Elle laissa sa phrase en suspens alors qu'elle inspirait bruyamment.

« Une pourriture faelienne, tonna-t-elle. »

Une masse informe se jeta sur le sol depuis les plafonds. Un torrent de plumes marronnasses auréolait un corps rachitique, aux pieds et mains garnies de serres conséquentes. Ses dents pourries se dévoilaient à mesure qu'elle postillonnait en répétant son exclamation. Si elle les menaçait d'une lance rudimentaire en bois, Marie ne se sentait pour autant que peu menacée. Elle n'aurait aucun mal à tordre son petit corps malingre sur le sol boueux.

« De la pourriture faelienne, s'égosilla-t-elle pour la énième fois.

- Assez Nakun'El, gronda la goule. Ou je te dévore ici même. »

La harpie poussa un couinement plaintif et pitoyable, reculant de deux bons pas. La dryade se demanda si Krev avait déjà mangé certain de ses compatriotes. Elle pencha la tête vers le jeune homme d'un air circonspect en se disant que ça n'avait rien d'improbable.

« Non, implora-t-elle. Tu ne dois pas, tu n'as pas le droit.

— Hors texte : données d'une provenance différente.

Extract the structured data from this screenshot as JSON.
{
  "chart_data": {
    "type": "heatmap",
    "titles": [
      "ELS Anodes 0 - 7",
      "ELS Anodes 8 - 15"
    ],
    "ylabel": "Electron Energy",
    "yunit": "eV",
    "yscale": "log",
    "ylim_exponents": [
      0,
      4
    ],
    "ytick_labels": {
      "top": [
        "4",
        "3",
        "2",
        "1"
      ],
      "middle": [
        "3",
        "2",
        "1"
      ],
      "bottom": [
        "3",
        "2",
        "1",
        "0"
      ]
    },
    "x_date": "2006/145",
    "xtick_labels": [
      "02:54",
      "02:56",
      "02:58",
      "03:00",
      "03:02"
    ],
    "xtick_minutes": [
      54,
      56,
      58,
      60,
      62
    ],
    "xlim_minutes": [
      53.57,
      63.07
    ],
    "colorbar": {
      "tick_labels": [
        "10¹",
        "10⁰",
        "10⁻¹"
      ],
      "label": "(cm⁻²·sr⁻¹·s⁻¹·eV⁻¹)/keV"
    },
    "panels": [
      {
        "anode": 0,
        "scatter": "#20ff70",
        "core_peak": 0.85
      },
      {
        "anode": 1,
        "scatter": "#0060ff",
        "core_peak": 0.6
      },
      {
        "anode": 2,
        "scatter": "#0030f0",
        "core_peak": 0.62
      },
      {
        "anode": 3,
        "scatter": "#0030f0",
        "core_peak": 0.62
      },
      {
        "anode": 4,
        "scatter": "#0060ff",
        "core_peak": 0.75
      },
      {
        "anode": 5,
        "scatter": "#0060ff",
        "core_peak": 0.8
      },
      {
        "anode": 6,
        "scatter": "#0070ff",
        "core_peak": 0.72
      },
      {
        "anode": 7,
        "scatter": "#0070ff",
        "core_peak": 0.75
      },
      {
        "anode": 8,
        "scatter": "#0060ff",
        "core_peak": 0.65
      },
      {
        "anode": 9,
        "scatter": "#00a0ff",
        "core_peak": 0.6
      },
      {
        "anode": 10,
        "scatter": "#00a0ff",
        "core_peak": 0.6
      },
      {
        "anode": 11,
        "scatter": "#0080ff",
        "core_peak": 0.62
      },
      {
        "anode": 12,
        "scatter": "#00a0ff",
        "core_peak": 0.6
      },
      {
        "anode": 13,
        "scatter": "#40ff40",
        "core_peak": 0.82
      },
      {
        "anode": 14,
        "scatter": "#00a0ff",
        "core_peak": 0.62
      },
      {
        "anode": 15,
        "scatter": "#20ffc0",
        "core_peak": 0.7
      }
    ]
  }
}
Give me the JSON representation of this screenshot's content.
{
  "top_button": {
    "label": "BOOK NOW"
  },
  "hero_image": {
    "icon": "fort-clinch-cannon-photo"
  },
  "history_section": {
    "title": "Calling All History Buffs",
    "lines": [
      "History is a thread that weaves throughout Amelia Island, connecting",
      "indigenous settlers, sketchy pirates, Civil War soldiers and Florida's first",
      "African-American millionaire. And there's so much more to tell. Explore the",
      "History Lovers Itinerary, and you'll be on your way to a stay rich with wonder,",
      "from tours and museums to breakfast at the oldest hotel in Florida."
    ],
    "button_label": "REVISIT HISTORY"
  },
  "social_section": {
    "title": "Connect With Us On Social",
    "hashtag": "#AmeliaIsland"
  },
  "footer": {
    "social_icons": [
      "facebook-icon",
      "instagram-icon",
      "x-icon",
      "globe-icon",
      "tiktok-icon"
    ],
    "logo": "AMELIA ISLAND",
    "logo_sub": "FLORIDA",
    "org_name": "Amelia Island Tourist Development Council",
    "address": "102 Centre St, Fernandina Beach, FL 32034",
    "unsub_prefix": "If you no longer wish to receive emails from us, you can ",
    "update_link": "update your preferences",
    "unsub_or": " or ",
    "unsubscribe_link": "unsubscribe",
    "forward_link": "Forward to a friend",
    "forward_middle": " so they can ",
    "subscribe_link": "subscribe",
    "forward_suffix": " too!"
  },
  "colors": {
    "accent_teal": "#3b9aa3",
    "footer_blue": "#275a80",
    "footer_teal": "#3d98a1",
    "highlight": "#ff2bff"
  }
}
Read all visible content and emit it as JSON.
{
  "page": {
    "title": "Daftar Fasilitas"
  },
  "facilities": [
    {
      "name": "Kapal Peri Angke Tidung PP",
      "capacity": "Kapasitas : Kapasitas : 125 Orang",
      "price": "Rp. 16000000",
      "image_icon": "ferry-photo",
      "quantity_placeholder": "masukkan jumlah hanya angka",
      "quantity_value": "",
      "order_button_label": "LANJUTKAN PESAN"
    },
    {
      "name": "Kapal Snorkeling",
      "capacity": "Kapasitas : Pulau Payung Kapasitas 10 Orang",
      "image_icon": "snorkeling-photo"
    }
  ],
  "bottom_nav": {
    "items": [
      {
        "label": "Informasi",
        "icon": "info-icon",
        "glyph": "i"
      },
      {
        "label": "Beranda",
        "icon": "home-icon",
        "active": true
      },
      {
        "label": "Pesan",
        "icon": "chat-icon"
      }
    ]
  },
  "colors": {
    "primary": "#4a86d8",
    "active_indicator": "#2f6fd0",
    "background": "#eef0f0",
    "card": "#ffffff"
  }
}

Irorkhol te tuera, cracha-t-elle soudain bien plus sûre d'elle.

- Mais tu seras tout de même morte, rétorqua-t-il en souriant, arrachant un frisson d'effroi à l'horrible petite femme. »

Marie la décortiqua du regard, si elle n'avait rien d'un ange, on ne pouvait ignorer les deux grandes ailes aux plumes aussi boueuses que miteuses qui s'élevaient et s'abaissaient à chaque saute d'humeur de leur propriétaire. Ses pieds d'oiseaux et ses mains à peine moins déformées présentaient des griffes inégales et abîmées. Tout en elle respirait une précarité de vie assez alarmante. Lorsqu'elle ouvrit à nouveau la bouche, Marie se détourna en grimaçant, ses chicots noircis étaient à vomir. Ses globes oculaires entièrement bruns frétillaient en tous sens alors qu'elle s'affolait de plus en plus.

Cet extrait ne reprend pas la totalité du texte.